EAVESDROP AS TWO TOP REPORTERS PARSE TODAY’S NEWS
NEWS-RECORD column
SMARTEN UP @ THE ADULT SCHOOL
June 18, 2020
Rose Bennett Gilbert
On any other day, you’d have to get up really early to keep up with veteran journalist David Brancaccio of South Orange. Senior editor of American Public Media’s Marketplace Morning Report, his day starts at 4 a.m.
On June 25, however, Brancaccio himself will catch up with another renowned journalist, Maplewood’s Pulitzer-Prize-winning reporter and author Dan Barry of The New York Times. The twain will meet, virtually, at least, at 7:30 that evening. The event – the men have not met before -- has been arranged by the South Orange-Maplewood Adult School, and everyone is invited to eavesdrop on their conversation.
It won’t be small talk.
“We are living through possibly the three biggest stories of my career all at once,” Brancaccio points out: “The pandemic. Maybe a depression, and the social justice movement on the street.”
What Barry describes as a “conversation between two seasoned journalists” will not be an evening of op-ed opinions and prescriptions, Barry assures. “I don’t intend to opine. I am more of an observer, bearing witness. I try to be a storyteller – that’s how we process our existence, through story-telling.”
Indeed, Barry has already “processed” the existences of many other Americans: for l0 years, he wandered through the small towns and backwaters of all 50 of these united states, “avoiding the predictable…scrambling to keep up with the news in my own way.”
He filed enough features for The Times to fill a book, literally: “This Land: America, Lost and Found,” Barry’s fifth book, was published in 2018. That same year, he won the prestigious Story in the Public Square award from the Pell Center, which honors a storyteller whose work has significantly influenced the public dialogue.
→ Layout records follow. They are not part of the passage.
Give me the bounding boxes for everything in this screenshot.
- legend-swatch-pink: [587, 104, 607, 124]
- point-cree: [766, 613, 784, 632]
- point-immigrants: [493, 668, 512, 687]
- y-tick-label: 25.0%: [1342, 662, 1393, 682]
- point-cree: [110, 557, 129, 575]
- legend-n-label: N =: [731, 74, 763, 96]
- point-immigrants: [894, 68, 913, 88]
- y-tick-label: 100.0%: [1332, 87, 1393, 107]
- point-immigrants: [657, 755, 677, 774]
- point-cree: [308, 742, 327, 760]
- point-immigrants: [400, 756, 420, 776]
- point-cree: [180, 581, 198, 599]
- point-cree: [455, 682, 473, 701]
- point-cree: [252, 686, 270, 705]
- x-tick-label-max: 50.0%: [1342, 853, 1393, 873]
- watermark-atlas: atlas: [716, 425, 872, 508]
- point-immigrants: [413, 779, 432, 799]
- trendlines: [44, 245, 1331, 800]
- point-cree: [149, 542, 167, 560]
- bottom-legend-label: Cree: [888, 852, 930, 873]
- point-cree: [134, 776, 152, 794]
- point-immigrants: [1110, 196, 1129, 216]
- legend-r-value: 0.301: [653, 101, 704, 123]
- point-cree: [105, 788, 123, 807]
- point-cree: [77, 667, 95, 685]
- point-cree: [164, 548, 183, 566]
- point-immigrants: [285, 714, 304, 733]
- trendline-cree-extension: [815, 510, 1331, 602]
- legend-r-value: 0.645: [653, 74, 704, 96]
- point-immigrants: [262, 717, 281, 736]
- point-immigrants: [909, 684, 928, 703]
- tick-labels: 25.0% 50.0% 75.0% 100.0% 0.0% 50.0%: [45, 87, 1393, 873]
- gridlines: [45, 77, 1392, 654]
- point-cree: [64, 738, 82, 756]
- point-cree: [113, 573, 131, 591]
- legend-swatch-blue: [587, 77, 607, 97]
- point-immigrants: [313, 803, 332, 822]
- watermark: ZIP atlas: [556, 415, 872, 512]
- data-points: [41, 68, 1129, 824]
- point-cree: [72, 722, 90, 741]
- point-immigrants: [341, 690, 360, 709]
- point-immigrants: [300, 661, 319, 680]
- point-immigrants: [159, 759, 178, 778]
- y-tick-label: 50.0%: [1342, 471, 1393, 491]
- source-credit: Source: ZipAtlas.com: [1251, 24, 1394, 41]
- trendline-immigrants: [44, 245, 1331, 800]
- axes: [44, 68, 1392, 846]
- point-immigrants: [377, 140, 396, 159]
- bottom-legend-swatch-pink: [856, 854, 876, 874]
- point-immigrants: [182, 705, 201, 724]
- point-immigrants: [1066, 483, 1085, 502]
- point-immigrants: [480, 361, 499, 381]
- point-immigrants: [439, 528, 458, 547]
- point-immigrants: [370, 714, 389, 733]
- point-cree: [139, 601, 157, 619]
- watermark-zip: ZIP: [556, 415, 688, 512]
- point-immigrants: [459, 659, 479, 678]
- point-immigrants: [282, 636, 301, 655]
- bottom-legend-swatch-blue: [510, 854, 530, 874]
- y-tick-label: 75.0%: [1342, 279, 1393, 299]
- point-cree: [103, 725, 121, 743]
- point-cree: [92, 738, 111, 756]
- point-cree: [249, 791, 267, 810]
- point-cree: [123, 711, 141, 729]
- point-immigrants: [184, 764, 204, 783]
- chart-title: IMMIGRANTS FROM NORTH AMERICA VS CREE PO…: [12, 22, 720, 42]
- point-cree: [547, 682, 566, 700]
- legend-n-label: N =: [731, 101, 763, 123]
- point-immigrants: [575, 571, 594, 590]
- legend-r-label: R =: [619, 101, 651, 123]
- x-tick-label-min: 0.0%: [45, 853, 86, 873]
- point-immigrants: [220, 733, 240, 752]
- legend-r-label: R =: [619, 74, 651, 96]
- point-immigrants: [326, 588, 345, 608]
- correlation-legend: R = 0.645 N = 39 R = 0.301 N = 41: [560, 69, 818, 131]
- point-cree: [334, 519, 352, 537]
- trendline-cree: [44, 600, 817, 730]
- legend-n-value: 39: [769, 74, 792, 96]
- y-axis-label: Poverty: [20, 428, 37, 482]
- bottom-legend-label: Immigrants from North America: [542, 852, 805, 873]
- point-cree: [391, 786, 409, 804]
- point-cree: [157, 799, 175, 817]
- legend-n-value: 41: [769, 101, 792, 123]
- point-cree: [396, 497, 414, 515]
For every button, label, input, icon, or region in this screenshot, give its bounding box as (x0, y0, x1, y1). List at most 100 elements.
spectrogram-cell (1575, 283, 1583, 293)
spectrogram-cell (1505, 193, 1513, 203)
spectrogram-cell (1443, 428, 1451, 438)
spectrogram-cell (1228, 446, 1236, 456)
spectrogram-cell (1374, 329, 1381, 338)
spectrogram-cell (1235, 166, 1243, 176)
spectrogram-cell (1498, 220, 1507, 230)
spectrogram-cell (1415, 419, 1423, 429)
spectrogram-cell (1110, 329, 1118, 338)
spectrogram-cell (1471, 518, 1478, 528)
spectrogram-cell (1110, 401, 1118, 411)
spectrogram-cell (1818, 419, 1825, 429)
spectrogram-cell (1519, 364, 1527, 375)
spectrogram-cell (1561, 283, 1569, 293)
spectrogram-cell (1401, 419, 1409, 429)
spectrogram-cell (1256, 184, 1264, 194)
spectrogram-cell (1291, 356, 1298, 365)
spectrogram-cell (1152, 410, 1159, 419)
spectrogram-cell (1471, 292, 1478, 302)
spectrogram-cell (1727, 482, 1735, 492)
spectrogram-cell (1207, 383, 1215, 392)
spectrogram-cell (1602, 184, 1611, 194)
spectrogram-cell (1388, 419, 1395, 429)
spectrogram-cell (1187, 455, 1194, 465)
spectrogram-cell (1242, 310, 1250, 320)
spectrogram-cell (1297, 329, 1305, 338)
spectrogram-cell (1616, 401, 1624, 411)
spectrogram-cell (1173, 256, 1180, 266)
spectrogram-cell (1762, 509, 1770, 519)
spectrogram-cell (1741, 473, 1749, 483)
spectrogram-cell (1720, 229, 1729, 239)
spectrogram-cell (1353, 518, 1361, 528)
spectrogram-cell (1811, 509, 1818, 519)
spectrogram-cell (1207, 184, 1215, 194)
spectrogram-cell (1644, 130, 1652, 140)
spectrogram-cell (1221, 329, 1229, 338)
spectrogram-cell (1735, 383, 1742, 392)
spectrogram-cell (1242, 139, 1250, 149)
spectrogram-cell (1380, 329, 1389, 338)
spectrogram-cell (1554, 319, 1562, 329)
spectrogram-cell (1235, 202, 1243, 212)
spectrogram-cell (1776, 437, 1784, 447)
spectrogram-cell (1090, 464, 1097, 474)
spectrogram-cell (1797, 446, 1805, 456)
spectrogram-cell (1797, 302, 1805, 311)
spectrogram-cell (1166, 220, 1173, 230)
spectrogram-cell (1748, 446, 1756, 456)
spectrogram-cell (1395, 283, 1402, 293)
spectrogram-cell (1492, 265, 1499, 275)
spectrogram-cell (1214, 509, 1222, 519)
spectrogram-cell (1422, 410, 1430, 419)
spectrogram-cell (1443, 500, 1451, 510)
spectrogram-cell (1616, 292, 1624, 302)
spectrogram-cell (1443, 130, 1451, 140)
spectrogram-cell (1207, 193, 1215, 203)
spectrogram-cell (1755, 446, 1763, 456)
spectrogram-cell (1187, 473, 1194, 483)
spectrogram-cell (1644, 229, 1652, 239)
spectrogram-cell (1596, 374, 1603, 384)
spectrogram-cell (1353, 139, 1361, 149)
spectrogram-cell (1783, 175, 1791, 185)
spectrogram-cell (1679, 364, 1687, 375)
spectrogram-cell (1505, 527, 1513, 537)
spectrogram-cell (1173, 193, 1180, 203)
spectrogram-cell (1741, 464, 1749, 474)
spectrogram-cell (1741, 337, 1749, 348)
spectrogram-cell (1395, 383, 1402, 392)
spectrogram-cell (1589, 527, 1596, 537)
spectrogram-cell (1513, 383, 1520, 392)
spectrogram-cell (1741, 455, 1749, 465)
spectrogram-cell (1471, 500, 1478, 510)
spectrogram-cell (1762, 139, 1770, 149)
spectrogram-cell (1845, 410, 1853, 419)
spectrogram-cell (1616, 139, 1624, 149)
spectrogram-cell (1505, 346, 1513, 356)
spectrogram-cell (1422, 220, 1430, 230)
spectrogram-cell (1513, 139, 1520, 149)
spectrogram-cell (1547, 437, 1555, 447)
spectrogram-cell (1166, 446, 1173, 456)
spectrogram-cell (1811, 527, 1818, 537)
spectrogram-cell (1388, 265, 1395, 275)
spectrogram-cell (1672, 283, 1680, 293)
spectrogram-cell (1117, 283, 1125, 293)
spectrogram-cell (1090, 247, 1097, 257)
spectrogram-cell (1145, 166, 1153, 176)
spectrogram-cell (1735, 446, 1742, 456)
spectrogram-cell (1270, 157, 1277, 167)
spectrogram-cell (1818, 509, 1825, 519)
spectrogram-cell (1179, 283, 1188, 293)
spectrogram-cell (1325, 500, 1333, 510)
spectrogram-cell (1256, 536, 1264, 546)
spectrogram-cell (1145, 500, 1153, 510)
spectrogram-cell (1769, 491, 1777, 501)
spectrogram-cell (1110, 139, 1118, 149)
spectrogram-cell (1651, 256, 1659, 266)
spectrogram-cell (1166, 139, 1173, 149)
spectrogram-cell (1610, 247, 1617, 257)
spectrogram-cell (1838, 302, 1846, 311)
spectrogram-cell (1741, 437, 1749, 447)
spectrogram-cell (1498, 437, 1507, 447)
Brancaccio is also no slouch when it comes to storytelling and winning awards for it. He holds a national Emmy for a public health story he covered in Kenya, a Walter Cronkite Award for excellence in TV political coverage, and the David Brower award for Environmental Coverage from the Sierra Club.
He, too, has written a book about his travels in America, only, as you might expect , from the viewpoint of economics. “Squandering Aimlessly,” subtitled “ My Adventures in the American Marketplace,” explored the soul of Americans as revealed in their attitude toward money: “I went around asking, ‘Tell me what you’d do if you suddenly received a big settlement, say, or a bank error in your favor.’ What you do with the surplus is what you are.” Hint: Brancaccio’s book title tells all.
It also reveals his trademark humor. Never mind that Marketplace boasts some l0 million listeners; during the lockdown, he’s been having to get up at 4 a.m. to broadcast from his basement. “I’m down here with the cat litter box,” Brancaccio confides. “It’s not uplifting. But working from home means I can have lunch with my wife (teacher and poet Mary Brancaccio, who has been tele-teaching four or five classes a day from their second floor). “That part is nice.”
Also nice and noteworthy: the Adult School is sharing profits from the Dan Barry/David Brancaccio conversation with the interfaith network that supports 20 Essex County food pantries. Tickets cost $5; register at www.somadultschool.org.
The event annually honors former Adult School trustee Robert U. Redpath and his lifelong interest in communications and language.